Just as Hartsfield-Jackson International Airport prepares to open a gleaming new international terminal next year, its flagship carrier Delta Air Lines is cutting back on international routes.
It's unfortunate timing that Atlanta's Maynard H. Jackson International Terminal will open as international travel is on the decline, with Atlanta-based Delta trimming overseas routes amid high fuel prices and economic uncertainty.
Delta plans to discontinue several routes from Atlanta, including its route to Shanghai that garnered much attention when it launched with daily service in 2008. Since then, Delta has tried cutting back on the route and discontinued it in 2009. It then resumed the Atlanta-Shanghai route last year with just two flights a week, only to find that the route has still "performed poorly," according to Delta.
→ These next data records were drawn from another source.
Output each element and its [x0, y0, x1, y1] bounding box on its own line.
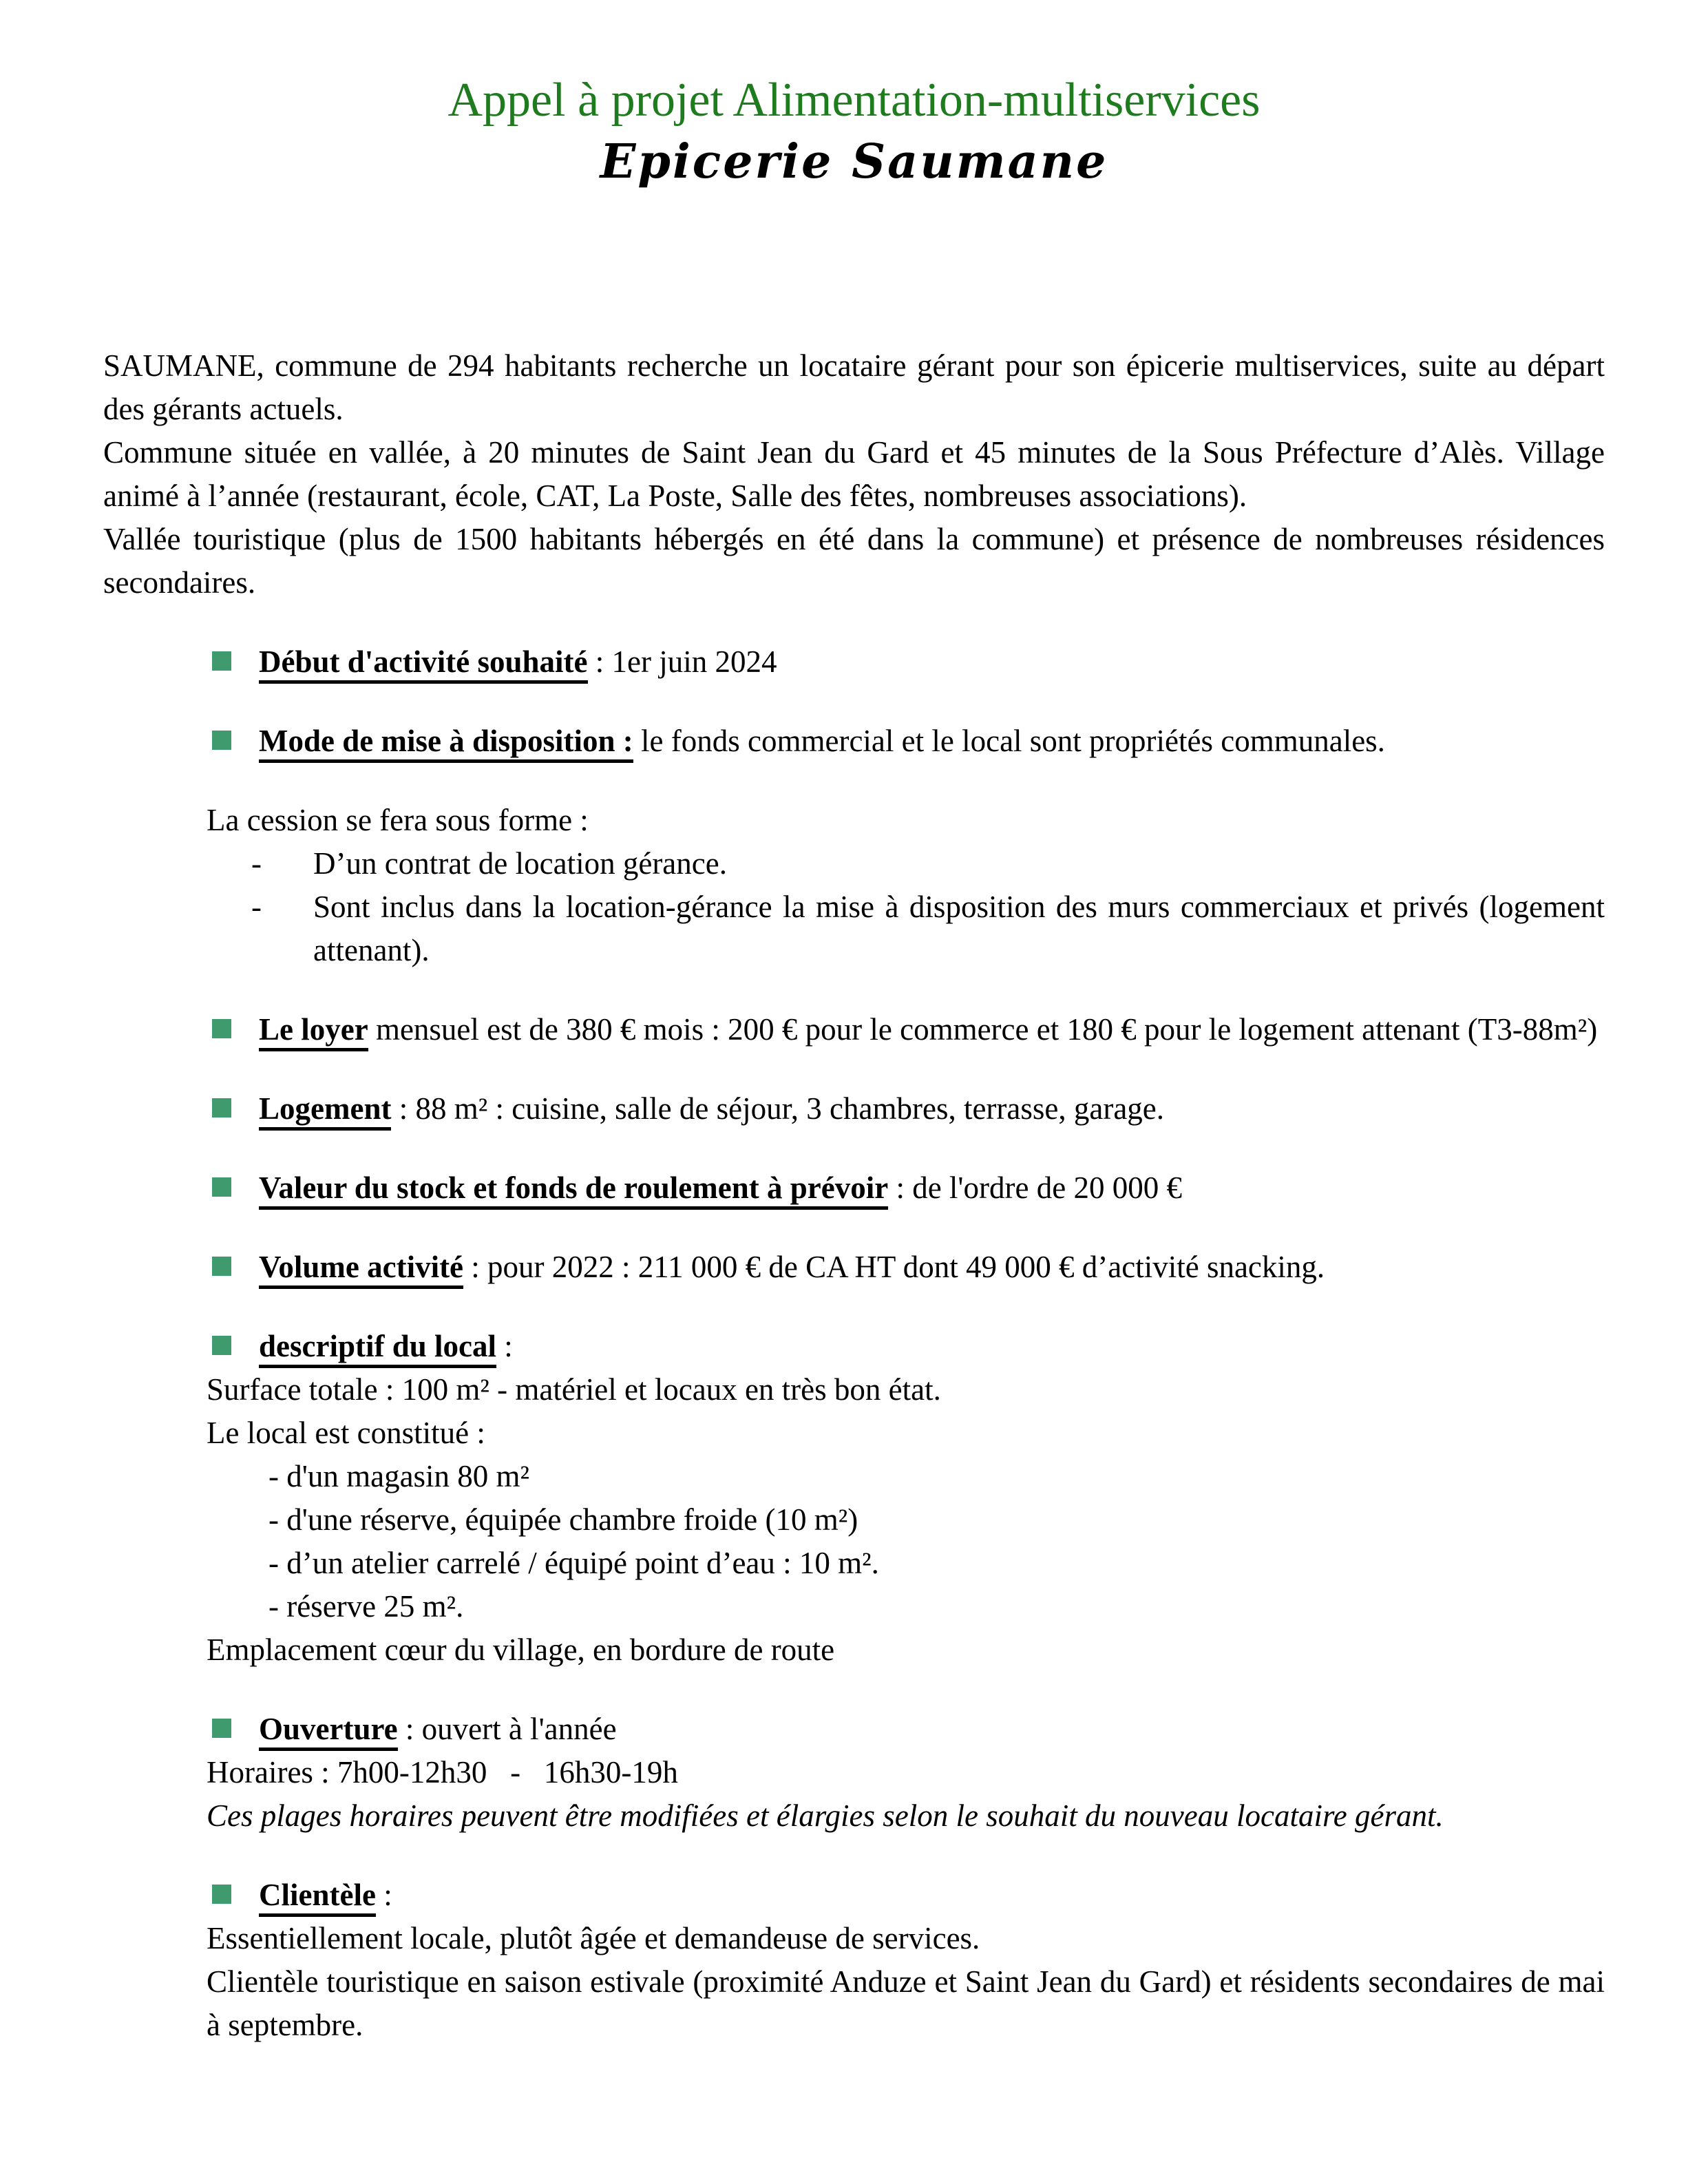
- bullet-square-icon: [212, 1719, 231, 1738]
- bullet-square-icon: [212, 651, 231, 671]
- section-volume-activite: [207, 1246, 1605, 1289]
- page-title: Appel à projet Alimentation-multiservices: [447, 74, 1261, 127]
- section-label: descriptif du local: [259, 1329, 496, 1368]
- local-item: - d'un magasin 80 m²: [268, 1459, 530, 1493]
- section-value: :: [375, 1878, 392, 1912]
- dash-marker: -: [251, 890, 262, 924]
- bullet-square-icon: [212, 1177, 231, 1197]
- section-label: Mode de mise à disposition :: [259, 724, 633, 763]
- horaires-line: Horaires : 7h00-12h30 - 16h30-19h: [207, 1755, 678, 1790]
- section-clientele: [207, 1874, 1605, 1917]
- descriptif-details: [103, 1368, 1605, 1672]
- local-item: - réserve 25 m².: [268, 1589, 464, 1624]
- bullet-square-icon: [212, 1885, 231, 1904]
- section-label: Valeur du stock et fonds de roulement à prévoir: [259, 1171, 888, 1210]
- intro-paragraph-3: Vallée touristique (plus de 1500 habitants hébergés en été dans la commune) et présence de nombreuses résidences secondaires.: [103, 522, 1605, 600]
- section-ouverture: [207, 1708, 1605, 1751]
- section-label: Le loyer: [259, 1012, 368, 1051]
- surface-line: Surface totale : 100 m² - matériel et locaux en très bon état.: [207, 1372, 941, 1407]
- bullet-square-icon: [212, 1019, 231, 1038]
- clientele-paragraph-2: Clientèle touristique en saison estivale (proximité Anduze et Saint Jean du Gard) et résidents secondaires de mai à septembre.: [207, 1964, 1605, 2042]
- intro-block: [103, 344, 1605, 605]
- section-value: : 88 m² : cuisine, salle de séjour, 3 chambres, terrasse, garage.: [391, 1091, 1165, 1126]
- bullet-square-icon: [212, 1257, 231, 1276]
- cession-intro: La cession se fera sous forme :: [207, 803, 589, 837]
- constitue-line: Le local est constitué :: [207, 1416, 485, 1450]
- section-value: le fonds commercial et le local sont propriétés communales.: [633, 724, 1385, 758]
- section-value: : de l'ordre de 20 000 €: [888, 1171, 1182, 1205]
- cession-item: [251, 885, 1605, 972]
- cession-item: [251, 842, 1605, 885]
- dash-marker: -: [251, 846, 262, 881]
- intro-paragraph-2: Commune située en vallée, à 20 minutes de Saint Jean du Gard et 45 minutes de la Sous Préfecture d’Alès. Village animé à l’année (restaurant, école, CAT, La Poste, Salle des fêtes, nombreuses associations).: [103, 435, 1605, 513]
- local-item: - d'une réserve, équipée chambre froide (10 m²): [268, 1502, 858, 1537]
- section-label: Clientèle: [259, 1878, 376, 1917]
- bullet-square-icon: [212, 1336, 231, 1355]
- section-label: Volume activité: [259, 1250, 463, 1289]
- emplacement-line: Emplacement cœur du village, en bordure de route: [207, 1633, 835, 1667]
- clientele-paragraph-1: Essentiellement locale, plutôt âgée et demandeuse de services.: [207, 1921, 980, 1955]
- section-value: : ouvert à l'année: [397, 1712, 617, 1746]
- horaires-note: Ces plages horaires peuvent être modifiées et élargies selon le souhait du nouveau locataire gérant.: [207, 1798, 1444, 1833]
- section-mode-disposition: [207, 720, 1605, 763]
- cession-item-text: D’un contrat de location gérance.: [313, 846, 727, 881]
- section-logement: [207, 1087, 1605, 1131]
- section-debut-activite: [207, 640, 1605, 684]
- cession-item-text: Sont inclus dans la location-gérance la mise à disposition des murs commerciaux et privés (logement attenant).: [313, 890, 1605, 967]
- local-item: - d’un atelier carrelé / équipé point d’eau : 10 m².: [268, 1546, 879, 1580]
- section-value: mensuel est de 380 € mois : 200 € pour le commerce et 180 € pour le logement attenant (T3-88m²): [368, 1012, 1598, 1047]
- section-label: Début d'activité souhaité: [259, 644, 588, 684]
- section-value: :: [496, 1329, 513, 1363]
- section-descriptif-local: [207, 1325, 1605, 1368]
- section-valeur-stock: [207, 1166, 1605, 1210]
- section-label: Logement: [259, 1091, 391, 1131]
- section-loyer: [207, 1008, 1605, 1051]
- section-value: : 1er juin 2024: [587, 644, 777, 679]
- bullet-square-icon: [212, 731, 231, 750]
- intro-paragraph-1: SAUMANE, commune de 294 habitants recherche un locataire gérant pour son épicerie multiservices, suite au départ des gérants actuels.: [103, 348, 1605, 426]
- cession-block: [103, 799, 1605, 972]
- page-subtitle: Epicerie Saumane: [600, 134, 1108, 189]
- section-label: Ouverture: [259, 1712, 398, 1751]
- document-body: [103, 344, 1605, 2047]
- section-value: : pour 2022 : 211 000 € de CA HT dont 49 000 € d’activité snacking.: [463, 1250, 1325, 1284]
- bullet-square-icon: [212, 1098, 231, 1117]
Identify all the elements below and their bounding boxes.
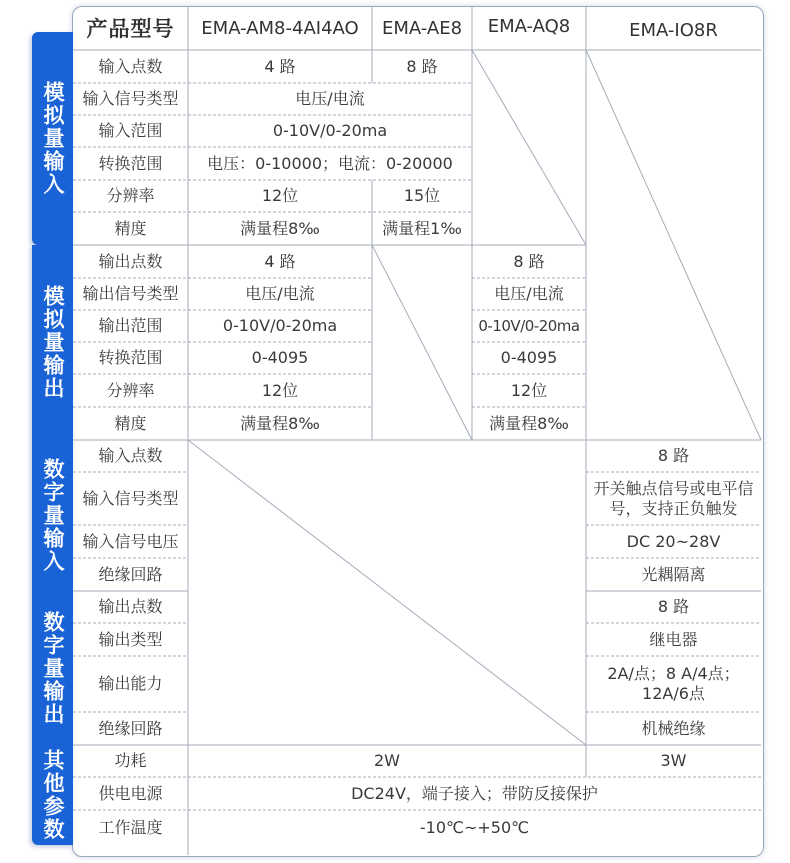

That led to the decision to once again suspend the service as of Jan. 18.
The airline will also discontinue five other routes from Atlanta -- to Athens, Greece; Copenhagen, Denmark; Moscow; Prague; and Tel Aviv, Israel -- that it had earlier cut back to seasonal service but now will not resume next summer as previously planned.
The cuts are part of Delta's previously announced plan to cut its flight capacity by 2 percent next year, with much of the reduction concentrated in weak trans-Atlantic markets.
Delta said it will continue to fly to nearly 70 international destinations from Atlanta next summer and is "excited" about the new international terminal opening next year. The new terminal will "provide a great foundation for Delta's continued long-term international growth," Delta spokesman Trebor Banstetter said.
Hartsfield-Jackson General Manager Louis Miller said in a written statement that the international terminal is for expected "international growth for the Atlanta region over the next two decades," and airport management is confident Delta will grow in the future.
The airline also said travelers will still be able to reach all the cities by connecting through other hubs or on Delta's partner carriers, and it will assist passengers on the discontinued routes.
"We're hopeful that we'll be able to resume service in the future," Banstetter said in a written statement, "and we'll continue to look for opportunities to begin successful new international service from Atlanta in the future."
Several seasonal routes from New York will also be cut by Delta, including routes to Manchester, U.K.; Budapest, Hungary; and Berlin.
Meanwhile, Delta plans to start a new seasonal international route from Detroit to Paris next summer, and it is taking over a Seattle-Paris route previously operated by its joint venture partner Air France.